BEIJING - China has ordered the country's television broadcasters to air "patriotic" or anti-fascist series for two months from September, reports said, stepping up its propaganda efforts amid disputes with Japan and ahead of national holidays.
Such programmes are already a staple of Chinese television, but news portal Netease, citing unnamed industry insiders, said satellite channels - which are all controlled by provincial governments - had been ordered to broadcast them in prime time until the end of October.
The National Day holiday, which marks the founding of Communist China in 1949, falls on October 1.
"Patriotic" dramas "probably" include those with themes of defending the country, creating a business, ethnic solidarity and family relations - but excluding fights between relatives - said a Shanghai satellite television staffer, according to the report Wednesday.
Chinese censors hand out regular but often vague instructions on what can be published, or not, to all kinds of media outlets across the country.
"Anti-fascist" refers to the fight against Japan and Germany during World War II, the staffer said, adding: "Anti-Japanese series are surely counted as part of it." China and Japan have a bloody history, and are currently embroiled in a bitter territorial dispute over islands in the East China Sea.

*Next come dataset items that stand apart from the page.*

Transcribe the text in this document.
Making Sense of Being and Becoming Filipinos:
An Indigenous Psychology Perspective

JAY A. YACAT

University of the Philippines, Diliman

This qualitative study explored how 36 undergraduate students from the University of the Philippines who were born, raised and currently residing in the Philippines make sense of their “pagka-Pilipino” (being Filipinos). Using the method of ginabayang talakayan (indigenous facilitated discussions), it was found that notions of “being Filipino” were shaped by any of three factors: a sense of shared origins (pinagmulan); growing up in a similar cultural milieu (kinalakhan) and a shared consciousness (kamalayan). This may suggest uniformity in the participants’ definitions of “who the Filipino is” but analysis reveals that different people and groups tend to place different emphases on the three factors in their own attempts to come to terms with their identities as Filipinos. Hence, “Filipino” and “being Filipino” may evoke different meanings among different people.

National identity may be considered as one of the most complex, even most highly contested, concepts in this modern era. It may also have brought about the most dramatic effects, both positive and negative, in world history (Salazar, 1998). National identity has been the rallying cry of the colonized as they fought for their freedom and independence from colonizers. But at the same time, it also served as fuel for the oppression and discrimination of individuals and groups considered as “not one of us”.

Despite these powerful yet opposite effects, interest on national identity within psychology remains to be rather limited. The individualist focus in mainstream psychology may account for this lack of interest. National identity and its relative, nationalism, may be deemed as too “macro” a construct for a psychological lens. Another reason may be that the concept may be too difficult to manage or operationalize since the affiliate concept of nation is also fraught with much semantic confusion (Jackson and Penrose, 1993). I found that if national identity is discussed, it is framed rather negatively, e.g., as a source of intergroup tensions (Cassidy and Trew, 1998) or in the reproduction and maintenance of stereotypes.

China's film industry is subject to strict censorship, leaving only a limited number of subjects directors can focus on, with the Japanese invasion of China arguably the safest and most politically acceptable topic.
In a sign of the volume of such dramas, earlier reports said a Chinese TV extra was cast as a member of the Japanese forces more than 200 times in 2012, sometimes dying on set eight times in a single day.